We entered Antigua in the dark but couldn’t help but notice the cobbled streets which jostled our tired brains like a car full of bobble-heads. Tuk-tuks, cars, and people were everywhere. M had done a lot of research but found she couldn’t book a hotel room online so we were on our own. We stashed the LWC and started to do an on foot search for two nights in this beautiful colonial city. It was getting late and the best we could find was one night at Casa Rustico and the second at Casa Antigua with a tri-fecta of the LWC stashed in an off-street car parque across town. On the way back to where we thought tonight’s hotel was we realized that we were totally lost and with all our luggage we looked more like pack-mules than people. 

Marce sat down on the curb and said she could go no farther.
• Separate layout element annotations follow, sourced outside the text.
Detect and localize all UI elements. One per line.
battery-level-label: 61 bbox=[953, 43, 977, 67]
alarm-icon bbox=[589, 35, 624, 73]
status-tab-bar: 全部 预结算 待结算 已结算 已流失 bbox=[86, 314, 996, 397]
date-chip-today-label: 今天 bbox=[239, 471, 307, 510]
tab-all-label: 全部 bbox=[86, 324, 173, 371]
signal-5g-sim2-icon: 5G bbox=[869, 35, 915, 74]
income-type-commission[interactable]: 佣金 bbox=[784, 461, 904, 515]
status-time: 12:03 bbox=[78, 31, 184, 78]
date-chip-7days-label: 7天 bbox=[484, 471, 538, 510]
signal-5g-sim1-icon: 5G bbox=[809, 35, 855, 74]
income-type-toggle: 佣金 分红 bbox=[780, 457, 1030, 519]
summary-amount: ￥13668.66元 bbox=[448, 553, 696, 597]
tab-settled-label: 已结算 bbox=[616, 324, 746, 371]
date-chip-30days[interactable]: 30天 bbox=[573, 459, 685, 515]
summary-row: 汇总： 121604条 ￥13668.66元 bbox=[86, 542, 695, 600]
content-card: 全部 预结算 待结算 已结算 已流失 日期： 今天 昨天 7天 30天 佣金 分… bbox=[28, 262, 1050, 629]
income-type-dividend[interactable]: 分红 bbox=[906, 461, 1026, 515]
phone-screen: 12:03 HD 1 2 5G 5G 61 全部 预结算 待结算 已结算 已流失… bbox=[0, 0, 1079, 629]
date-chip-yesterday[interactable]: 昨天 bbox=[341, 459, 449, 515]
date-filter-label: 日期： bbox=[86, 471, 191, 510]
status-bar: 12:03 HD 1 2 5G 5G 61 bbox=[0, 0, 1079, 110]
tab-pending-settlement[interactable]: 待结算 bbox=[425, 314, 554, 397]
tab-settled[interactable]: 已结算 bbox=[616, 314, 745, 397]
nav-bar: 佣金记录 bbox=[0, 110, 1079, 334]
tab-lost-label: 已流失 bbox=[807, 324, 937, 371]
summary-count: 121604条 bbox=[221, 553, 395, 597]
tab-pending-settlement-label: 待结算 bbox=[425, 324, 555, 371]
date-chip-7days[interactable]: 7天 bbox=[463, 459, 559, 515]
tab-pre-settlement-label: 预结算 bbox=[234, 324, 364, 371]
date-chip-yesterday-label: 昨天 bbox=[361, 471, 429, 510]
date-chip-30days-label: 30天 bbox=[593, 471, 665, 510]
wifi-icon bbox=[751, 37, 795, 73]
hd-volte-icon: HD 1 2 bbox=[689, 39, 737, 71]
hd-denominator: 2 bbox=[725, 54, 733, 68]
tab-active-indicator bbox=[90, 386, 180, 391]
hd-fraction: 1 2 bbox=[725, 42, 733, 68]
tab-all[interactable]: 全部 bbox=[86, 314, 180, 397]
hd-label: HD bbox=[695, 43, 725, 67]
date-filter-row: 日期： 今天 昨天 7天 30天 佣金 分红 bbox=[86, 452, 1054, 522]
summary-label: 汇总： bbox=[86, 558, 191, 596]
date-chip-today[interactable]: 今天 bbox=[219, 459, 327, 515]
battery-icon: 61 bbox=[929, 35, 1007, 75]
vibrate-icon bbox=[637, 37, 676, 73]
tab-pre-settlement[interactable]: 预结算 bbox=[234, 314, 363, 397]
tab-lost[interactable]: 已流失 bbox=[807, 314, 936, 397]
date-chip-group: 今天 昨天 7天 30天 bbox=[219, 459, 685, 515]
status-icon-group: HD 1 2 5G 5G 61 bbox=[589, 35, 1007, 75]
The problem was that we had one of those brochure “maps” showing street names but there were virtually no street signs so when we’d happen upon the ruins of a church, well which church? With the help of some kind random strangers I found our place in the world and with bells ringing all over the town, lugged our stuff to our hotel. M collapsed on the bed and announced that she would need to be fed from this position. 

Back out on the street I found out what all the ringing bells meant. It was closing time in Antigua. I came back with Pringles — she likes Pringles and they’re apparently available the world over — some cheese preenas and a juice box. No bonus points for your long suffering skipper. On the plus side M, the wizard, found a month old David Letterman, in English, on our room Television. I can’t remember anything except the animal guy was a guest and he brought a snake on the show and David doesn’t like snakes. I remembered all the carved snakes and monsters in Copan, and then it was lights out for Yr. Humbl Svt.